Run times and computational settings
The absolute CPU time for each method was measured on a PC with one 2.8 GHz Intel Pentium 4 CPU, 512 KB cache and 1 GB RAM running Mandriva Linux release 2010.2 (kernel 2.6.33.7). The obtained run time values for MH3_HMDB range from 2.1 seconds for input peak list files with 5 metabolites to 7 seconds for files with 100 metabolites, while for MH1_HMDB the run times range from 3.4 seconds to 5.7 seconds for the same input files. The run time estimates were averaged over 10 runs for each method and for each input peak list file. When MMCD is used as reference library, the average run times decrease in average with 3.5 seconds for input files with peak lists corresponding to mixtures of 100 metabolites. The decrease in run time is caused by the reduced size of the MMCD reference library (448 spectra) compared to HMDB (867 spectra).

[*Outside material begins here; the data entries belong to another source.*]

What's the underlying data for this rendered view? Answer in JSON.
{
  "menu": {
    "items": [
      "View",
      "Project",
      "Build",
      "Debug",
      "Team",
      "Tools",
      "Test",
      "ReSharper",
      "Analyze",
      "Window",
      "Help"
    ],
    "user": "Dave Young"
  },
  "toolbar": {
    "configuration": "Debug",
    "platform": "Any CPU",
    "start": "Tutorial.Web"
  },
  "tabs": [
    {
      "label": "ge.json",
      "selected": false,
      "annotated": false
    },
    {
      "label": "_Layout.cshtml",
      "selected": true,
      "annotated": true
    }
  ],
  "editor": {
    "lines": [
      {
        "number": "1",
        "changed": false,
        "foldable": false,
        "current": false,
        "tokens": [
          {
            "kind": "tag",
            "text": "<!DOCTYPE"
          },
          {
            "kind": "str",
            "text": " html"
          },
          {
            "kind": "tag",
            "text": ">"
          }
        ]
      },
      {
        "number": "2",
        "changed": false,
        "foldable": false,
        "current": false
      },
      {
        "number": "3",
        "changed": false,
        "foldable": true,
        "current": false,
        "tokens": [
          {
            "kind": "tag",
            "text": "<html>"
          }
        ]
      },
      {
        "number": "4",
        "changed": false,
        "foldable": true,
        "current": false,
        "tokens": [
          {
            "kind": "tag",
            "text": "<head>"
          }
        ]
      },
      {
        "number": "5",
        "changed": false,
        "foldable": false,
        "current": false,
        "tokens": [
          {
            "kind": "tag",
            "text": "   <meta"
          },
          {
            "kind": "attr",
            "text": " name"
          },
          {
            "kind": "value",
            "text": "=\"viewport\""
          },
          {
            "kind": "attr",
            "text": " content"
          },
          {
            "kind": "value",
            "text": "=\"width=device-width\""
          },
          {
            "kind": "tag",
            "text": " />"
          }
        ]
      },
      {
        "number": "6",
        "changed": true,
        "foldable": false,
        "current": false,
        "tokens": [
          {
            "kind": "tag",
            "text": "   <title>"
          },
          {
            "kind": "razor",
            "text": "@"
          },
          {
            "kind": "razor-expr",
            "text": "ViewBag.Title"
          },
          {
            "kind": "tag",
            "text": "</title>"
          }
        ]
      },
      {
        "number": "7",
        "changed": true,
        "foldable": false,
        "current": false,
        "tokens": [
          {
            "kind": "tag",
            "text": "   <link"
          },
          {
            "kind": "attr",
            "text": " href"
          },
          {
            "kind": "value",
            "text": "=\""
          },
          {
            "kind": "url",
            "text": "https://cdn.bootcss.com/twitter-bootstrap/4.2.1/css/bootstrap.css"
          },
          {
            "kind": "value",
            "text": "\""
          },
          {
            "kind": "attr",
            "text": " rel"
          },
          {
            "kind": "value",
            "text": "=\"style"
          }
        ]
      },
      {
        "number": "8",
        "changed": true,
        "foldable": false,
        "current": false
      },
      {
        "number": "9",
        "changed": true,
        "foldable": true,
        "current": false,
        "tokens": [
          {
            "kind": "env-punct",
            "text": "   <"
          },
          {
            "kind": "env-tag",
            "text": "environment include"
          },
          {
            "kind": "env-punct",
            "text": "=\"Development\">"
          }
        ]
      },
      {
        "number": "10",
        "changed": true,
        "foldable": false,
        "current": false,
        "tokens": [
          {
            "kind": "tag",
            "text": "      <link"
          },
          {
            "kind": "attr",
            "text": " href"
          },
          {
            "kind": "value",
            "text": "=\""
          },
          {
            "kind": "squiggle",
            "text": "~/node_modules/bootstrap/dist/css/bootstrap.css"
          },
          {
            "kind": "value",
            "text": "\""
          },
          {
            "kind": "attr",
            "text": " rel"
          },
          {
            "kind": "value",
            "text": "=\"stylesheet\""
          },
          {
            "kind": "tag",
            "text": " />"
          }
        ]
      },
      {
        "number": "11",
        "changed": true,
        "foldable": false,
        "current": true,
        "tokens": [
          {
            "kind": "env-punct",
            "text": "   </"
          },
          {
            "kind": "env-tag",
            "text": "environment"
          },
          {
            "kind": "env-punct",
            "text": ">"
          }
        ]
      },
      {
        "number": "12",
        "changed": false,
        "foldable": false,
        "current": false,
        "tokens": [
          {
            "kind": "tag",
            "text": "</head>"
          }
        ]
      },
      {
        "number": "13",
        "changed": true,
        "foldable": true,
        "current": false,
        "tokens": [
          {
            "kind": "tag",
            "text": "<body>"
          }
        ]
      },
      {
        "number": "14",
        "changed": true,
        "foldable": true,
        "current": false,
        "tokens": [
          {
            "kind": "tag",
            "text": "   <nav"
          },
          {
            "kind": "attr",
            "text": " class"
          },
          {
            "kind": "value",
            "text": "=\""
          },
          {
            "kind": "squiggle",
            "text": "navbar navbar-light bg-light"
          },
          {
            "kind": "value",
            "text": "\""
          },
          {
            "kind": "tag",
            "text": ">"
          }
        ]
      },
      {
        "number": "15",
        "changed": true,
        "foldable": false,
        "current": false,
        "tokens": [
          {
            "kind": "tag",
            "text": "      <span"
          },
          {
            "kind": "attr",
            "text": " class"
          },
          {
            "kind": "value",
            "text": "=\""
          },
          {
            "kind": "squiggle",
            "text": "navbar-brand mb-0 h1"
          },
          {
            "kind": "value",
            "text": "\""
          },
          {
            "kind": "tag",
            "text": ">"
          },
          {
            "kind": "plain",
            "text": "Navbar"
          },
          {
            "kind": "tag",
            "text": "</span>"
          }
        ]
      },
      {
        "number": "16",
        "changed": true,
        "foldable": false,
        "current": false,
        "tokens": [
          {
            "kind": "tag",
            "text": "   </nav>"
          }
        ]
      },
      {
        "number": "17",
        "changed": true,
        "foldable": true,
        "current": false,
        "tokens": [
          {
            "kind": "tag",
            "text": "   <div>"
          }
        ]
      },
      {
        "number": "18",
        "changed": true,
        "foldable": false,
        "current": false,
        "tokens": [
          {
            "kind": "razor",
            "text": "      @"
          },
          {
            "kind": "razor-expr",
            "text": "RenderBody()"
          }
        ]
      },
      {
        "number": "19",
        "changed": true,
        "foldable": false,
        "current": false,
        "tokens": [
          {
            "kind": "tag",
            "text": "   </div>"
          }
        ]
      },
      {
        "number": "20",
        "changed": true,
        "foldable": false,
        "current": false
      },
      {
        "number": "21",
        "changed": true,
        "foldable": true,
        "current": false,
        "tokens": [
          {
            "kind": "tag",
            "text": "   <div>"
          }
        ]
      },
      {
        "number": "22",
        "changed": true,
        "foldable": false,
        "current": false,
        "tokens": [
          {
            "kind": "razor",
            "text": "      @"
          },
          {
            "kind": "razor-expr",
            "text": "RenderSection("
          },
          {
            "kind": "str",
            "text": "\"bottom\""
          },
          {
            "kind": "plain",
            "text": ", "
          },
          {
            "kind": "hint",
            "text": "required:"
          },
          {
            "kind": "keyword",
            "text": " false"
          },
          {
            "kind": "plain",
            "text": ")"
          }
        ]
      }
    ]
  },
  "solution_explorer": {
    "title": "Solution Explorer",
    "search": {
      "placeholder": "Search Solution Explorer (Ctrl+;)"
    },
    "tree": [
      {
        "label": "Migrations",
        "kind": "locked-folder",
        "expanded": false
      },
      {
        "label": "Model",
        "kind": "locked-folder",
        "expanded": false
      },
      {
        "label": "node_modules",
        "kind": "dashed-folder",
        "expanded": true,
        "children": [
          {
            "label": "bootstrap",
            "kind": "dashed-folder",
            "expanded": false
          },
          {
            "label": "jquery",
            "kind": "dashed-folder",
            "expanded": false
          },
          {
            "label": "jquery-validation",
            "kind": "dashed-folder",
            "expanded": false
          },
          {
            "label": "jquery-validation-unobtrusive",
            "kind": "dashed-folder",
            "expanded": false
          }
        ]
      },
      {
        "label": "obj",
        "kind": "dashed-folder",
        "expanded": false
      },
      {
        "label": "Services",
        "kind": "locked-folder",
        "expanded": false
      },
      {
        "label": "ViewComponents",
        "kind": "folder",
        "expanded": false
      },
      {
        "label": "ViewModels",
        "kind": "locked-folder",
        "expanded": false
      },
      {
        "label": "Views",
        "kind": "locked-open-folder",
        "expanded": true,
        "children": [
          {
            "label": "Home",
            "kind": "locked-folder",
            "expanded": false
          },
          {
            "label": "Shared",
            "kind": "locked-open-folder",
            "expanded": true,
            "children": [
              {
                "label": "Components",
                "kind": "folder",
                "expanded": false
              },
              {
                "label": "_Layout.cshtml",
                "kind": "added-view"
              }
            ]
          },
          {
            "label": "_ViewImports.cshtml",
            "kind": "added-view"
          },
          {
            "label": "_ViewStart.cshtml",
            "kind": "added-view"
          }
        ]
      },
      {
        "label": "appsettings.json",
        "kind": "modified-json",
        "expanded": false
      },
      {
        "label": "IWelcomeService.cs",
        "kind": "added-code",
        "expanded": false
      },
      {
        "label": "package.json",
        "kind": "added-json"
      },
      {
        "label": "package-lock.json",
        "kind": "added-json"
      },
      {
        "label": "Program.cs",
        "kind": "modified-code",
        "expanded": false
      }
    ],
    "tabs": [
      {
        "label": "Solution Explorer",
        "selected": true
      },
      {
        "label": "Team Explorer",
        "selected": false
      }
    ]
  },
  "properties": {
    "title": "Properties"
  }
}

Throughout the paper we used default settings for all publicly available software, such as HMDB NMR Search, BMRB, and Chenomx Profiler, when not specified otherwise. In the case of the free evaluation copy of Chenomx Profiler, we could only test it on data sets where FID files were accessible (SYN1-SYN4), since the software does not accept lists of peaks as input.
Web user interface
MetaboHunter was implemented in Perl and its graphical user interface was developed in PHP, thus being browser independent. There are 4 functional views in MetaboHunter: (i) a Processing View, (ii) a Search Results View, (iii) a Plot View and, (iv) a Peaks Hit Map view. When the user accesses MetaboHunter web site, the Processing View (Figure 14) is the default view. The user can provide its input as a 2 column full spectrum or list of peaks, which can be uploaded as a text file or be copied and pasted in a text box.
MetaboHunter has a comprehensive output for identified metabolites in input spectra or lists of peaks. The output is depicted in the Search Results View (Figure 15), which includes a ranked list of metabolite IDs, names and taxonomic origin, direct links to their descriptive original web pages, scoring information, and links to spectral plots and peaks hit map visualization of selected results. The results displayed in the Search Results View can be downloaded as text.
The Plot and Peaks Hit Map Views depicted in Figures 16 and 17 permit users to visualize the overlap between selected peaks corresponding to specific metabolites and the input data, as well as, the shared and disjoint peak locations for selected metabolites in the output. The plots are automatically generated using the Highcharts interactive JavaScript library and can be exported as PDF files.